2025: The year we rode the enterprise AI wave

With the start of the Christmas festivities and the year coming to a close, the team at Computer Weekly has been looking back on what the last 12 months has meant for corporate IT. What is absolutely clear is the unstoppable rise of artificial intelligence (AI).

In fact, just over 12 months ago, the world started hearing of China’s Deepseek, a large language model (LLM), that perfectly undermined the US’ AI ambitions. In what likely set the stage for the next phase in the evolution of AI, Deepseek’s R1 model demonstrated that it is certainly not necessary to throw vast amounts of computational resources and spend a huge amount of money on AI acceleration hardware, to achieve good results. And this is certainly very good news for budget- and resource-constrained enterprise IT departments tasked with “doing something with AI” because the boss has heard that every business is doing this.

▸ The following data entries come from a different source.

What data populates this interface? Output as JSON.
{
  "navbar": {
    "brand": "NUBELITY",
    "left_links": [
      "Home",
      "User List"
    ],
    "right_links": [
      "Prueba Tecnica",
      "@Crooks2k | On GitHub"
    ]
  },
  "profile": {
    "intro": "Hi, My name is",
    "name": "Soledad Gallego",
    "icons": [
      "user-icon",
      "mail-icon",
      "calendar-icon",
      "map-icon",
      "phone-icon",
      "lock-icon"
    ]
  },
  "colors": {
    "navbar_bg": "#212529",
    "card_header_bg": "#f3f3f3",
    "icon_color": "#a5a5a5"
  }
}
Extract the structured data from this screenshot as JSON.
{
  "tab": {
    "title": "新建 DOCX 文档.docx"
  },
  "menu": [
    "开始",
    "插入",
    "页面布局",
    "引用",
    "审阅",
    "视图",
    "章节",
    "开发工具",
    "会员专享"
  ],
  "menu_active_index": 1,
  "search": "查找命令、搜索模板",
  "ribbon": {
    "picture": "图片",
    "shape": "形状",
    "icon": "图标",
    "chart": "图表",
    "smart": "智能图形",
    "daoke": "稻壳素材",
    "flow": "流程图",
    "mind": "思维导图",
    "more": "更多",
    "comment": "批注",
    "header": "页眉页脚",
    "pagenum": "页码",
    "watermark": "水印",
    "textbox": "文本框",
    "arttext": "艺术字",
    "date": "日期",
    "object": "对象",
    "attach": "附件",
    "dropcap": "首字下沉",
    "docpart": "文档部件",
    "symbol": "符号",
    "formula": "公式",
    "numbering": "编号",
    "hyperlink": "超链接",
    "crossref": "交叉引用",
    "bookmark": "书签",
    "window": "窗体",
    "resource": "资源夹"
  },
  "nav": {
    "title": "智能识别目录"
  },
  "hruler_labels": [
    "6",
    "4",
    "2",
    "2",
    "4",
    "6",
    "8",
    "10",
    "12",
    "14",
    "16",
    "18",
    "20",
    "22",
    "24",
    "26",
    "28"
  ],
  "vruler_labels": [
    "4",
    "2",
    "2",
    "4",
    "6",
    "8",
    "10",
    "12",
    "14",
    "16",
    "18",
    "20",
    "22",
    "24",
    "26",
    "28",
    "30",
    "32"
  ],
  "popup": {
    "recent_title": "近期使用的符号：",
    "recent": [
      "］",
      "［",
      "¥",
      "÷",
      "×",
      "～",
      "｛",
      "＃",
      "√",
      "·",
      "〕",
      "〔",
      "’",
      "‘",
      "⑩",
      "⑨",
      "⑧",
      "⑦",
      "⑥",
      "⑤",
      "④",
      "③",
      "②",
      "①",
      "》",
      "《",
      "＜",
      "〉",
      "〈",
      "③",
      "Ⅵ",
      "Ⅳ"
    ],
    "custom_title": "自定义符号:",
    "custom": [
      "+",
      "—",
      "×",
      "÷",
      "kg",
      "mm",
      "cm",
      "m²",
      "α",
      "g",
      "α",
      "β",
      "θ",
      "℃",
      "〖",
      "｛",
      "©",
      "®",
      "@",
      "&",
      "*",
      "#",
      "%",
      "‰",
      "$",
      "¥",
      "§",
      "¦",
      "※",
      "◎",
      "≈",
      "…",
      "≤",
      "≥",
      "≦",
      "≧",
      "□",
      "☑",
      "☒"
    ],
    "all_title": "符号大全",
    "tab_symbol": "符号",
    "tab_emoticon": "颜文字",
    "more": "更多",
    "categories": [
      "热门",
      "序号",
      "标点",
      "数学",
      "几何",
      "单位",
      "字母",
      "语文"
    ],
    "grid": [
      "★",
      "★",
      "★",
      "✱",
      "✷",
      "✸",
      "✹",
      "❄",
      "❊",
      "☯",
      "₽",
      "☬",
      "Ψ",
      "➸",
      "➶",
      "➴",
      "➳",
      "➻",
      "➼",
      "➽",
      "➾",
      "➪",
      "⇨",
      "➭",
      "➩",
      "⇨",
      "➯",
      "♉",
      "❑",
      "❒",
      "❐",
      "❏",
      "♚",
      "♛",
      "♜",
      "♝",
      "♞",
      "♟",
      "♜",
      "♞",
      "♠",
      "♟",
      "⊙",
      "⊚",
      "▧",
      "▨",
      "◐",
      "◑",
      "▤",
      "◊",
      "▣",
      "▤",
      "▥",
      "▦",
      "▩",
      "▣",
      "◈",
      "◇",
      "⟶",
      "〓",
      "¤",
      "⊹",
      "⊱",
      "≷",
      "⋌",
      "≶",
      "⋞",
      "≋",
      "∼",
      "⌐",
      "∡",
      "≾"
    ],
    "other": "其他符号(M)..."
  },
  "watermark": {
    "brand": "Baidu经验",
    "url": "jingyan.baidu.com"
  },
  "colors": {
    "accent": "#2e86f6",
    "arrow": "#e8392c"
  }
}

But as the CTO of Thomson Reuters told Computer Weekly in August, businesses like Thomson Reuters are looking to transform their products with AI.

Such transformations require both changes in culture and technical infrastructure and over the last 12 months there have been plenty of developments bolstering the AI capabilities in datacentres. AI has fuelled an unprecedented surge in network demand, which means new long-haul networks to enable the rapid scaling of capacity needed to support datacentre AI workloads.

Datacentres that run AI workloads are power-hungry, which raises questions about how environmentally friendly they really are. As datacentre operators build out more and more AI datacentre capacity, research from datacentre resiliency think tank, the Uptime Institute, revealed this year that operators are seemingly becoming more negligent when it comes to collecting sustainability data about how their sites operate.

Against a backdrop of geopolitical unrest and concerns about the US government snooping, the UK’s reliance on overseas cloud providers came into sharper focus during 2025, prompting more thought and consideration from UK IT buyers about the topic of data sovereignty.

AI was the main focus at this Consumer Electronics Show as PC makers demonstrated their latest devices, which now offer a neural processing unit (NPU). AI is moving to the edge and this means end user computing is fast becoming AI-enabled.

Every enterprise software company is adding AI-capabilities to their product portfolio and, going forward, some of this functionality may well end up running at the edge, on an AI PC with an NPU. For now, the AI in enterprise software very much relies on machine learning in public clouds, but the shift to AI inference means these workloads can run on-premise.

The AI genie is soaring. 2026 is set to be a bumper year for AI agents. Happy Cjristmas.